Compassion versus Donald Trump

Image of the Week: A moment captured after the debate illustrates the one useful distinction that Tuesday’s fiasco revealed

Joe and Jill Biden, right; and Donald and Melania Trump after Tuesday's debate. (Morry Gash/AP Photo/Bloomberg/Getty Images)

Joe and Jill Biden, right; and Donald and Melania Trump after Tuesday’s debate. (Morry Gash/AP Photo/Bloomberg/Getty Images)

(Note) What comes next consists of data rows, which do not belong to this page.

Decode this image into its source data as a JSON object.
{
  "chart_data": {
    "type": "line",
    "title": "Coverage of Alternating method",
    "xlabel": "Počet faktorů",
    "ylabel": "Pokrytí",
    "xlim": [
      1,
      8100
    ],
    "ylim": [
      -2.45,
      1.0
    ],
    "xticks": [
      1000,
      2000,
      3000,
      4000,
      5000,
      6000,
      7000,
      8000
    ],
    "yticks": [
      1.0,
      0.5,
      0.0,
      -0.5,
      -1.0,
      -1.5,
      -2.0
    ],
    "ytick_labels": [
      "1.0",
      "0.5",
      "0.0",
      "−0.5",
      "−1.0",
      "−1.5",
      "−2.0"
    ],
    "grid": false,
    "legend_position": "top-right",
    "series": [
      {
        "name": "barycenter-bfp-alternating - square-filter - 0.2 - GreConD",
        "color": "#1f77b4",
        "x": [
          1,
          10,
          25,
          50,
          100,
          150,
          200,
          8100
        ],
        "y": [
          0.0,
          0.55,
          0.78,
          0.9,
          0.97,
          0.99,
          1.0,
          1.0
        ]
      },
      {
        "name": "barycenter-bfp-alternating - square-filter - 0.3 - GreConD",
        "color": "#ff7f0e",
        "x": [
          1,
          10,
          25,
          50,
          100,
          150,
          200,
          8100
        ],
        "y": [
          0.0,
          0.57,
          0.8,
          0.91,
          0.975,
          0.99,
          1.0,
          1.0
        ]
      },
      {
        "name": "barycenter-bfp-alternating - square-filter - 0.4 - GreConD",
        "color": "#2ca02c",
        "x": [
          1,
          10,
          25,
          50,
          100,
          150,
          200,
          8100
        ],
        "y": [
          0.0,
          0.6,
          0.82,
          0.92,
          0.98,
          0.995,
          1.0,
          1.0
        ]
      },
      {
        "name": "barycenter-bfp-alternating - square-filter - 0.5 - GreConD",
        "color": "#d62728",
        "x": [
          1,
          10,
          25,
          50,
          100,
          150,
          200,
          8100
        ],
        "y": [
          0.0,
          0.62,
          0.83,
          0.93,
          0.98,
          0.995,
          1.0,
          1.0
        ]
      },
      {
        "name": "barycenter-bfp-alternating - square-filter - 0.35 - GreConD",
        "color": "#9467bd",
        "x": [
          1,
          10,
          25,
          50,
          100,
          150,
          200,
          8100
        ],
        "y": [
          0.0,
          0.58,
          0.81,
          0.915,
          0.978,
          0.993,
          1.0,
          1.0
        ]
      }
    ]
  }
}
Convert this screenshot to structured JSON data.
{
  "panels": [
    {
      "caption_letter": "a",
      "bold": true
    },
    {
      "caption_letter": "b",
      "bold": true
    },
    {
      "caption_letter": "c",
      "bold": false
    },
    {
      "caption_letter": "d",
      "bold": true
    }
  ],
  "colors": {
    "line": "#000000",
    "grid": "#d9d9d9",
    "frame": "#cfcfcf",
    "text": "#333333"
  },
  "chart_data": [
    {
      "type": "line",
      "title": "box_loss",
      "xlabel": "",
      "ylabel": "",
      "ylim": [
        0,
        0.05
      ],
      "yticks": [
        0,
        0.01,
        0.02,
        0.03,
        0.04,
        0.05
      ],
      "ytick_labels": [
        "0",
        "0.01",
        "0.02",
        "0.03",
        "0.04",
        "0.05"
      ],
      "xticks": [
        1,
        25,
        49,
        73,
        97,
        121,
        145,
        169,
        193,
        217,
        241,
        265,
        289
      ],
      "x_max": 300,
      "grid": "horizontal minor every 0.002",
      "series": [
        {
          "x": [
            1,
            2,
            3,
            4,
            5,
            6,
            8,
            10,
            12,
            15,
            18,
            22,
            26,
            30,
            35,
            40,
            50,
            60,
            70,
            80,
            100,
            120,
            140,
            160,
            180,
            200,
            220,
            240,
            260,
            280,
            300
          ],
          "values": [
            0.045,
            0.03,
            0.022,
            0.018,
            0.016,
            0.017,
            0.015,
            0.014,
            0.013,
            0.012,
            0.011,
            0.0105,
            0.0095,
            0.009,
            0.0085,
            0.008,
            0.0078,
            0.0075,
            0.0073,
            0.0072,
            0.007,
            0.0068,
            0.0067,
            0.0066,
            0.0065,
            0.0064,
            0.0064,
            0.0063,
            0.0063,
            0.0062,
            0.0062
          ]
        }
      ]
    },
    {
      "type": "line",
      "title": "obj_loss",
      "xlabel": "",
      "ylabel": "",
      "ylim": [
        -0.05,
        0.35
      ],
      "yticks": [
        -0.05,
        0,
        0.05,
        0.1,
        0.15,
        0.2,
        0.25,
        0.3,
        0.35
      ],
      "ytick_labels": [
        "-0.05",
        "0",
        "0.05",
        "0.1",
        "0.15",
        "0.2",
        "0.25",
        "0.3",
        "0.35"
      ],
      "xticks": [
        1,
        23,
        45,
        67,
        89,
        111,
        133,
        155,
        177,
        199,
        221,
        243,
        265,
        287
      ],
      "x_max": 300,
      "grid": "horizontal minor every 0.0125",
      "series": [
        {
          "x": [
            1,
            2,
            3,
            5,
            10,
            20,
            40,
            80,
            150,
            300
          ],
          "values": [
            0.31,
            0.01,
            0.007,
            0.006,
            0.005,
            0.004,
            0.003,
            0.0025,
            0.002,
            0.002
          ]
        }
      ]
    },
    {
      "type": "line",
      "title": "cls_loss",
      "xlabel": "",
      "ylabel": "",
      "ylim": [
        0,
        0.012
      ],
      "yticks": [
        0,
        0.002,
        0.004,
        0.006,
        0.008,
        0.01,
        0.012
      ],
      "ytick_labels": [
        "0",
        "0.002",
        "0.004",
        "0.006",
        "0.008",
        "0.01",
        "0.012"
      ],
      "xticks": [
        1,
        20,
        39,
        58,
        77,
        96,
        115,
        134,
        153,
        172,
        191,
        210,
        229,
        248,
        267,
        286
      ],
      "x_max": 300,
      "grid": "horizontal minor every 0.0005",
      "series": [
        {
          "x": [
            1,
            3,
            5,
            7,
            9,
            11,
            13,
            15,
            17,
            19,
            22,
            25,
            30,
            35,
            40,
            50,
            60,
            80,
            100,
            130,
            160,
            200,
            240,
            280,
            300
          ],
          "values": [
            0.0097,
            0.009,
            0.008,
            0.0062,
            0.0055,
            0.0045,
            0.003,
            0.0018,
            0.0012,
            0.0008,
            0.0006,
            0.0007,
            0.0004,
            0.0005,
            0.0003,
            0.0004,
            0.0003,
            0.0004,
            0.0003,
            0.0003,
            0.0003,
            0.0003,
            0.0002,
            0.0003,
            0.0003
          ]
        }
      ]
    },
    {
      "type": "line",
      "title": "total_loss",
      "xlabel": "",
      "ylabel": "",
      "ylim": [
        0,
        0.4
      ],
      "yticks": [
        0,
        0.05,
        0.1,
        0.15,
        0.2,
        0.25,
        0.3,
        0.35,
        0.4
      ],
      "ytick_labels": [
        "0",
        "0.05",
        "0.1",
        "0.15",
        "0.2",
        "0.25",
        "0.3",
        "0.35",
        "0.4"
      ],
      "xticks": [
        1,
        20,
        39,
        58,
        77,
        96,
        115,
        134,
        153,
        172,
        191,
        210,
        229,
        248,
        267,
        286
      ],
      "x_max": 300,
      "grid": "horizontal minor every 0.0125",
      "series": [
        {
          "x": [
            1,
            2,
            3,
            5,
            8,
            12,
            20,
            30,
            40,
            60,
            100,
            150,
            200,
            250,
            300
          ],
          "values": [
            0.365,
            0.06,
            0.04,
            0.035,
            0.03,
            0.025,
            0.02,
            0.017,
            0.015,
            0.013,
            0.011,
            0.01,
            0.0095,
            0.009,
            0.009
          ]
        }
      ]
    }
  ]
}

In a presidential debate that seemed perfectly at home near the end of a surreal and appalling year, Trump vs. Biden was, as one CNN correspondent aptly put it, a “sh–show“. But for all the failures it highlighted in modern American politics, the televised train wreck nonetheless underscored the fundamental difference between these two flawed candidates: compassion versus aggression. After the deaths of 200,000 Americans due to COVID-19, Joe Biden’s campaign is pushing the compassionate angle hard, attempting to coalesce anti-racism protests with the nation’s deeply flawed health-care system. Given Biden’s traumatic personal background—the death of his wife and infant daughter in 1972, and the death of his son Beau Biden in 2015—leaning into empathy makes sense. During the debate, one of his stronger moments came when he flipped Trump’s attack on his only living son, Hunter Biden, who has openly suffered from substance addiction: “My son, like a lot of people, like a lot of people you know at home, had a drug problem. He’s overtaken it. He’s fixed it, he’s worked on it and I’m proud of him.” Contrast that with Trump, who preferred to exhibit what he surely believes was unrelenting strength, but what in truth came across as classic bullying, ceaseless interruptions, petulant deflections and aggressive attacks. After the debate, the two candidates’ wives approached the podium, resulting in this image that perfectly encapsulates the distinction: one man embraces his mask-wearing wife, the other stares away from his wife in contempt of his rival.